Urban planning. In Baku, the past becomes a resource: the oil capital of Azerbaijan changes its shape through the construction of new buildings and the renovation of Soviet-era buildings, becoming the "Paris of the Caspian” once again. Europe, on the other hand, is the protagonist of Ilja Leonard Pfeiffer's novel, Grand Hotel Europa, which describes a continent that lives with the weight of the past and with tourism as the only revenue model. The future city is presented in "Frictionless urbanism", with five visions for urban aerial mobility.
Architecture: ZUS, the Rotterdam-based architecture and urban planning studio, recounts its "city of permanent temporariness", a place in constant transformation and always incomplete.

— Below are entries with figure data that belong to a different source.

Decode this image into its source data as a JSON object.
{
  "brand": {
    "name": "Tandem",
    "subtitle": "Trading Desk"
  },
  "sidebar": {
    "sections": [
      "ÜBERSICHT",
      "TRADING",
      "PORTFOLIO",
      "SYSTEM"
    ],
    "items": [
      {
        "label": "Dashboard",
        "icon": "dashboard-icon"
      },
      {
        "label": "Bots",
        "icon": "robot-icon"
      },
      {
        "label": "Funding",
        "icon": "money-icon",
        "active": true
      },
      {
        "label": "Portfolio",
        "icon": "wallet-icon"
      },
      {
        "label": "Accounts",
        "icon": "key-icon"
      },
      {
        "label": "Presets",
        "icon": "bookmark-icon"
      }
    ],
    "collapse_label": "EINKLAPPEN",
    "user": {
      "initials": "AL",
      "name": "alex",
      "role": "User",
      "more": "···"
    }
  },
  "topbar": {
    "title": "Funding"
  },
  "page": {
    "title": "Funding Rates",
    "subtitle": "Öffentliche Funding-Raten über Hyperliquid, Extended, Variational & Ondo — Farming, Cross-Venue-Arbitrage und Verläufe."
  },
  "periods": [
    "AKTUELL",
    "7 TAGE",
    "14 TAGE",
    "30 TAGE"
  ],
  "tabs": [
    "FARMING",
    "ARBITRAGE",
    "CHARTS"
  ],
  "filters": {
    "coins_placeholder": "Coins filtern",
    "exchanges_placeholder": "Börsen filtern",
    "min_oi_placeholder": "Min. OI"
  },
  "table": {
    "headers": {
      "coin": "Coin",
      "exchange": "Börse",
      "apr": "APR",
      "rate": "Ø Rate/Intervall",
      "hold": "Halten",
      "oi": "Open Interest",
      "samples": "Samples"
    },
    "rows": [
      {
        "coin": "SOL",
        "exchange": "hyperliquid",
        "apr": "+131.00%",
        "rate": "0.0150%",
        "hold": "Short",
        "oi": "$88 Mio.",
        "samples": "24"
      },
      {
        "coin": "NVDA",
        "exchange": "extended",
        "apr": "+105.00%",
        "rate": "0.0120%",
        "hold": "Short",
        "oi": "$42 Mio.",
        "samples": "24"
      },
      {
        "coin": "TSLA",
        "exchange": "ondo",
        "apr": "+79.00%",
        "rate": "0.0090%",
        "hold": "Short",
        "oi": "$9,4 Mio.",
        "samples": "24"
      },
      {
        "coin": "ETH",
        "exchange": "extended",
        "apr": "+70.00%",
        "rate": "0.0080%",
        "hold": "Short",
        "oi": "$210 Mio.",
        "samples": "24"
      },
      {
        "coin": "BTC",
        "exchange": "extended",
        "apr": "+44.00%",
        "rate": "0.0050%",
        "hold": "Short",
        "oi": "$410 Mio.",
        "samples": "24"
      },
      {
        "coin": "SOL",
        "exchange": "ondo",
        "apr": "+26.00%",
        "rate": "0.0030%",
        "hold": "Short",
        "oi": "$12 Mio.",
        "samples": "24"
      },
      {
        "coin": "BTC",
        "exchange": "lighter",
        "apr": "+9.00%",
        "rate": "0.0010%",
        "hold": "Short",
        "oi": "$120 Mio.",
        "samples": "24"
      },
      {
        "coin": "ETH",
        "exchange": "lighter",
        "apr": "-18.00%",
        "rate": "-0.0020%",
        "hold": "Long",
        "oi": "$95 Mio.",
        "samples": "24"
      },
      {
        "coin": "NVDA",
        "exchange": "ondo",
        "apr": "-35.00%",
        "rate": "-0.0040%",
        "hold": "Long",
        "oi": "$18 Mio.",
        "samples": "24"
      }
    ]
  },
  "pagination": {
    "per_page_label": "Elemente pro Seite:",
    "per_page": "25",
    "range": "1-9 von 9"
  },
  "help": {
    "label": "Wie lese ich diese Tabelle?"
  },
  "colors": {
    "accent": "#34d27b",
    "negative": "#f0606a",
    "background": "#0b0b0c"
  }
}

It tells the story of the construction of the Colón Towers in Madrid from 1969, which at the time was striking for the technical innovation of their construction process, and the landscape scale design of Vector Architects in China, which dialogues with the natural territory and industrial heritage.

In Belgium, the historic Sint-Jozef building, set in the campus of the already famous Melle psychiatric centre, has a continuous debate in the design process involving patients, staff and architects. In Niger, a market designed by Mariam Kamara (Atelier Masomi) with simple coloured metal structures strengthens the sense of community. "Artificial landscape poetry" talks about the beauty of projected nature, with a focus on Art Biotop Botanical Garden, a park rich in water designed by Junya Ishigami in Tochigi, Japan.

Working with local communities, the Cape Town International Public Art Festival uses graffiti as a tool against gentrification, while in London the next Serpentine Pavilion by Junya Ishigami is eagerly awaited. In this issue of Domus, a cataloguing of all the pavilions located in Hyde Park since 2000.

The photo of the month has as protagonist the urbanization in a peripheral area in Namibia taken by the Australian photographer Leah Kennedy.